Spotlight: WannaCry attacks rekindle cyber security concerns with limited loss expected

Source: Xinhua| 2017-05-21 13:58:25|Editor: en_lyr
Video PlayerClose

BEIJING, May 21 (Xinhua) -- While the global impact of the WannaCry ransomware has dwindled with effective cures after it swept across nearly 150 countries, the serious question that remains is how the world learns from the cyberattacks to improve global commitment to cyber security.

The global cyberattacks caused by the cyber virus WannaCry, which broke out on May 12, could be the biggest of its kind ever recorded, experts say.

The ransomware attacks, spreading fast and far, have hit major countries including the United States, Russia, Germany and China.

In Britain, many National Health Service (NHS) organizations have also suffered the cyberattacks and their daily work was disrupted.

"It is not just the NHS affected: reports suggest it is a global problem," said Prof. Alan Woodward who is a visiting professor of computing at University of Surrey.x The scale of impact to NHS systems, in particular, reveals "a worrying lack of resources and commitment from senior management and political leadership," said Dr. Theo Tryfonas at Department of Civil Engineering at University of Bristol.

For precautions it was necessary to install Microsoft security software updates that had been released in March for newer versions that didn't include XP. But there are still a lot of systems that have not been upgraded to fix the issue, due to negligence or financial matters.

However, cyber security experts also believe the damage so far is limited because the attacks can be effectively prevented with Microsoft updates and that taking precautions is not technically difficult.

"I think that the damage from this virus can hardly be considered significant," said Mikhail Braude-Zolotarev, director of the Center for IT Research and Expertise of the Russian Academy of National Economy and Public Administration (RANEPA).

"Critical information resources of state bodies, for example, those that store the legal status of citizens or legal entities, are protected well, and they are usually located in closed segments of the network," he said.

WannaCry takes advantage of the Windows exploit known as Eternal Blue which exploits a vulnerability that Microsoft patched in security update MS17-010 on March 14, to gain remote access to users' computers and install malicious driver programs before locking files and demanding a ransom in bitcoins.

While the damage may have been brought under control in the aftermath of the massive ransomware attacks with remediation plans, the issue of strengthening commitment to cyber security and raising awareness on safe Internet use remains a pressing priority for policymakers across the globe.

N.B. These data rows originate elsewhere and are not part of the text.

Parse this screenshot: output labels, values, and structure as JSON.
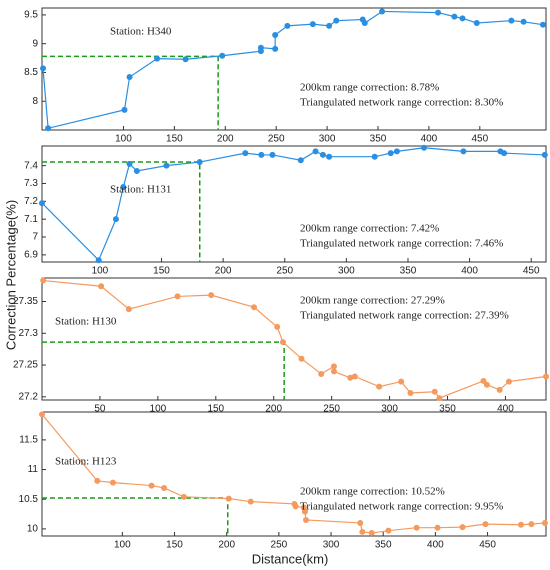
{
  "xlabel": "Distance(km)",
  "ylabel": "Correction Percentage(%)",
  "chart_data": [
    {
      "type": "line",
      "station": "Station: H340",
      "notes": [
        "200km range correction:  8.78%",
        "Triangulated network range correction: 8.30%"
      ],
      "reference": {
        "x": 193,
        "y": 8.78
      },
      "x": [
        21,
        26,
        101,
        106,
        133,
        161,
        197,
        235,
        235,
        249,
        249,
        261,
        286,
        302,
        309,
        335,
        337,
        354,
        409,
        425,
        433,
        447,
        481,
        493,
        512
      ],
      "series": [
        {
          "color": "#2a8fe2",
          "values": [
            8.57,
            7.53,
            7.85,
            8.42,
            8.74,
            8.73,
            8.79,
            8.87,
            8.93,
            8.91,
            9.15,
            9.31,
            9.34,
            9.31,
            9.4,
            9.42,
            9.36,
            9.56,
            9.54,
            9.47,
            9.44,
            9.36,
            9.4,
            9.38,
            9.33
          ]
        }
      ],
      "xlim": [
        20,
        515
      ],
      "xticks": [
        100,
        150,
        200,
        250,
        300,
        350,
        400,
        450
      ],
      "ylim": [
        7.5,
        9.62
      ],
      "yticks": [
        8,
        8.5,
        9,
        9.5
      ]
    },
    {
      "type": "line",
      "station": "Station: H131",
      "notes": [
        "200km range correction:  7.42%",
        "Triangulated network range correction: 7.46%"
      ],
      "reference": {
        "x": 181,
        "y": 7.42
      },
      "x": [
        53,
        99,
        113,
        119,
        124,
        130,
        154,
        181,
        218,
        231,
        240,
        263,
        275,
        281,
        286,
        323,
        336,
        341,
        363,
        395,
        425,
        428,
        461
      ],
      "series": [
        {
          "color": "#2a8fe2",
          "values": [
            7.19,
            6.87,
            7.1,
            7.28,
            7.41,
            7.37,
            7.4,
            7.42,
            7.47,
            7.46,
            7.46,
            7.43,
            7.48,
            7.46,
            7.45,
            7.45,
            7.47,
            7.48,
            7.5,
            7.48,
            7.48,
            7.47,
            7.46
          ]
        }
      ],
      "xlim": [
        53,
        462
      ],
      "xticks": [
        100,
        150,
        200,
        250,
        300,
        350,
        400,
        450
      ],
      "ylim": [
        6.86,
        7.51
      ],
      "yticks": [
        6.9,
        7,
        7.1,
        7.2,
        7.3,
        7.4
      ]
    },
    {
      "type": "line",
      "station": "Station: H130",
      "notes": [
        "200km range correction:  27.29%",
        "Triangulated network range correction: 27.39%"
      ],
      "reference": {
        "x": 209,
        "y": 27.286
      },
      "x": [
        1,
        51,
        75,
        117,
        146,
        183,
        203,
        208,
        224,
        241,
        252,
        252,
        266,
        270,
        291,
        310,
        318,
        339,
        343,
        381,
        384,
        395,
        403,
        435
      ],
      "series": [
        {
          "color": "#f59a5e",
          "values": [
            27.383,
            27.374,
            27.338,
            27.358,
            27.36,
            27.341,
            27.31,
            27.286,
            27.26,
            27.236,
            27.248,
            27.24,
            27.23,
            27.232,
            27.216,
            27.224,
            27.206,
            27.208,
            27.198,
            27.225,
            27.219,
            27.211,
            27.224,
            27.232
          ]
        }
      ],
      "xlim": [
        0,
        435
      ],
      "xticks": [
        50,
        100,
        150,
        200,
        250,
        300,
        350,
        400
      ],
      "ylim": [
        27.195,
        27.387
      ],
      "yticks": [
        27.2,
        27.25,
        27.3,
        27.35
      ]
    },
    {
      "type": "line",
      "station": "Station: H123",
      "notes": [
        "200km range correction:  10.52%",
        "Triangulated network range correction: 9.95%"
      ],
      "reference": {
        "x": 201,
        "y": 10.52
      },
      "x": [
        23,
        76,
        91,
        128,
        140,
        159,
        202,
        223,
        265,
        266,
        274,
        275,
        276,
        328,
        330,
        339,
        355,
        382,
        402,
        426,
        448,
        482,
        492,
        505
      ],
      "series": [
        {
          "color": "#f59a5e",
          "values": [
            11.93,
            10.81,
            10.78,
            10.73,
            10.69,
            10.54,
            10.51,
            10.46,
            10.42,
            10.38,
            10.36,
            10.29,
            10.15,
            10.1,
            9.95,
            9.93,
            9.97,
            10.02,
            10.02,
            10.03,
            10.08,
            10.07,
            10.08,
            10.1
          ]
        }
      ],
      "xlim": [
        23,
        506
      ],
      "xticks": [
        100,
        150,
        200,
        250,
        300,
        350,
        400,
        450
      ],
      "ylim": [
        9.88,
        11.97
      ],
      "yticks": [
        10,
        10.5,
        11,
        11.5
      ]
    }
  ]
}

"The far-reaching impact of Friday's cyber attack has proven that any organization is at risk of being hacked. Good security measures and training can help to reduce the risk of attacks from becoming disruptive," said Nick Coleman who is the chair of the Institution of Engineering and Technology (IET) IT Panel.

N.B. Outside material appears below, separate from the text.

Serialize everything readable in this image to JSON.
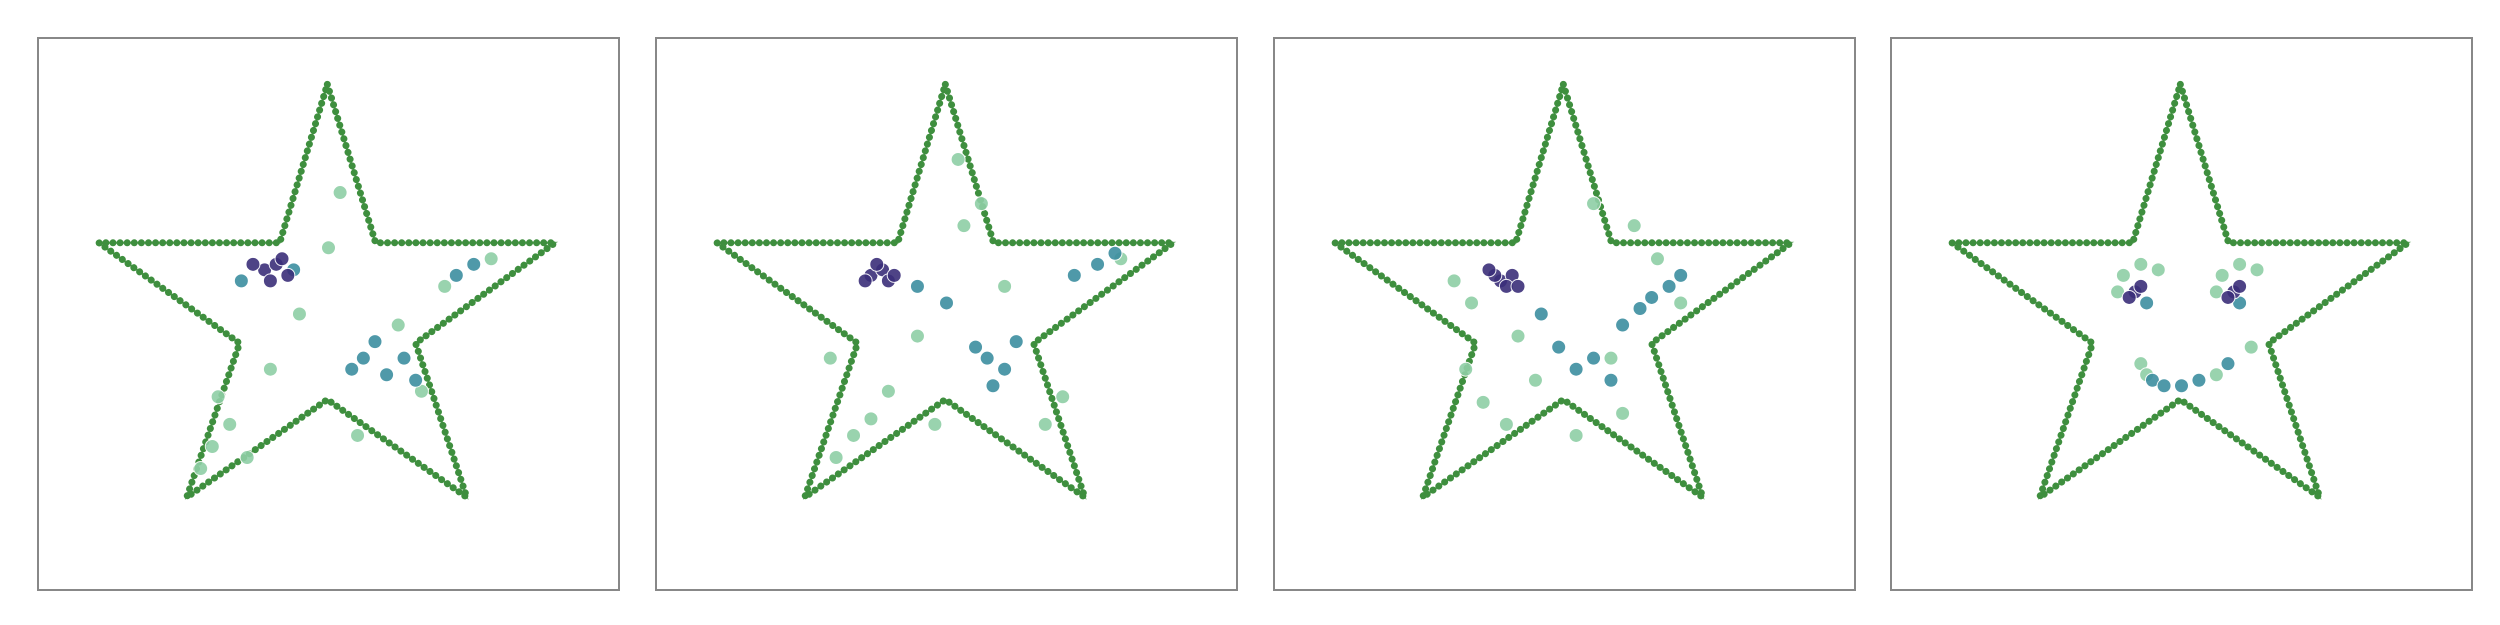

"It would be naive to think that we can patch every cyber security vulnerability as we transform to an increasingly connected world," Nick said.

"Instead, questions on cyber security governance and frameworks are hopefully among the discussions taking place in boardrooms today," he pointed out.

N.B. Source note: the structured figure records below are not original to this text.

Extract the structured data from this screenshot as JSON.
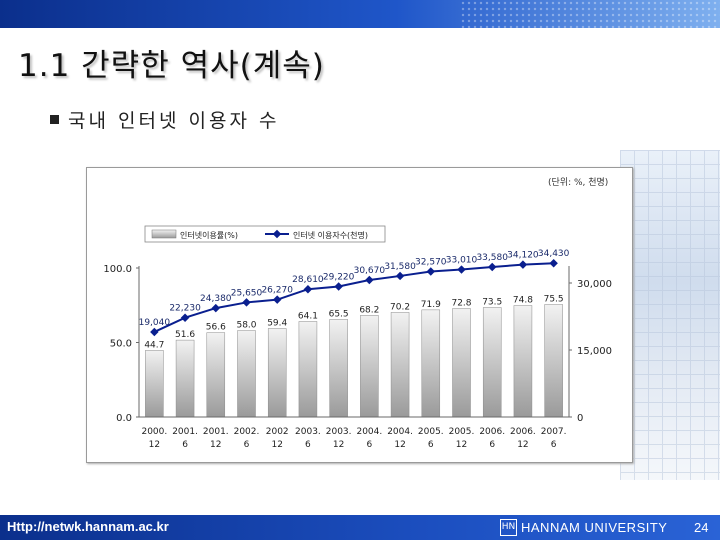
{
  "slide": {
    "title": "1.1 간략한 역사(계속)",
    "bullet": "국내 인터넷 이용자 수",
    "footer_url": "Http://netwk.hannam.ac.kr",
    "footer_university": "HANNAM UNIVERSITY",
    "footer_page": "24",
    "logo_text": "HN"
  },
  "chart_data": {
    "type": "bar",
    "unit_note": "(단위: %, 천명)",
    "categories": [
      {
        "line1": "2000.",
        "line2": "12"
      },
      {
        "line1": "2001.",
        "line2": "6"
      },
      {
        "line1": "2001.",
        "line2": "12"
      },
      {
        "line1": "2002.",
        "line2": "6"
      },
      {
        "line1": "2002",
        "line2": "12"
      },
      {
        "line1": "2003.",
        "line2": "6"
      },
      {
        "line1": "2003.",
        "line2": "12"
      },
      {
        "line1": "2004.",
        "line2": "6"
      },
      {
        "line1": "2004.",
        "line2": "12"
      },
      {
        "line1": "2005.",
        "line2": "6"
      },
      {
        "line1": "2005.",
        "line2": "12"
      },
      {
        "line1": "2006.",
        "line2": "6"
      },
      {
        "line1": "2006.",
        "line2": "12"
      },
      {
        "line1": "2007.",
        "line2": "6"
      }
    ],
    "series": [
      {
        "name": "인터넷이용률(%)",
        "kind": "bar",
        "axis": "left",
        "values": [
          44.7,
          51.6,
          56.6,
          58.0,
          59.4,
          64.1,
          65.5,
          68.2,
          70.2,
          71.9,
          72.8,
          73.5,
          74.8,
          75.5
        ],
        "labels": [
          "44.7",
          "51.6",
          "56.6",
          "58.0",
          "59.4",
          "64.1",
          "65.5",
          "68.2",
          "70.2",
          "71.9",
          "72.8",
          "73.5",
          "74.8",
          "75.5"
        ]
      },
      {
        "name": "인터넷 이용자수(천명)",
        "kind": "line",
        "axis": "right",
        "values": [
          19040,
          22230,
          24380,
          25650,
          26270,
          28610,
          29220,
          30670,
          31580,
          32570,
          33010,
          33580,
          34120,
          34430
        ],
        "labels": [
          "19,040",
          "22,230",
          "24,380",
          "25,650",
          "26,270",
          "28,610",
          "29,220",
          "30,670",
          "31,580",
          "32,570",
          "33,010",
          "33,580",
          "34,120",
          "34,430"
        ]
      }
    ],
    "left_axis": {
      "ticks": [
        "0.0",
        "50.0",
        "100.0"
      ],
      "ylim": [
        0,
        100
      ]
    },
    "right_axis": {
      "ticks": [
        "0",
        "15,000",
        "30,000"
      ],
      "ylim": [
        0,
        45000
      ]
    },
    "legend": "top-center",
    "colors": {
      "bar_top": "#f2f2f2",
      "bar_bottom": "#9a9a9a",
      "line": "#0a1f8f",
      "marker": "#0a1f8f",
      "axis": "#6a6a6a",
      "label": "#222222"
    }
  }
}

Co-founder and CTO of Hillstone Networks Inc. Tim Liu told Xinhua that organizations need to adopt best security practices to defend against similar cyber threats.

Those practices include patching vulnerable systems promptly, training users on security awareness to reduce unsafe use of the internet and implementing incident response procedures and policies to deal with potential breaches.

As the malware raged around the world, some may argue that bitcoins and other crypto-currencies should be banned since they provide anonymity for transactions and therefore are often used for criminal purposes.

"This is like an open window in a skyscraper - you can fall out and kill yourself. But we do not ban windows, do we?" Mikhail told Xinhua in an interview.

"You just need to learn how to use them carefully. Mankind will always generate new technologies that, on the one hand, will make our life easier, and on the other, can be used for harmful purposes and in a way present a threat," he said.

"Accordingly, mankind creates some ways of protection. This process is eternal and infinite," he added.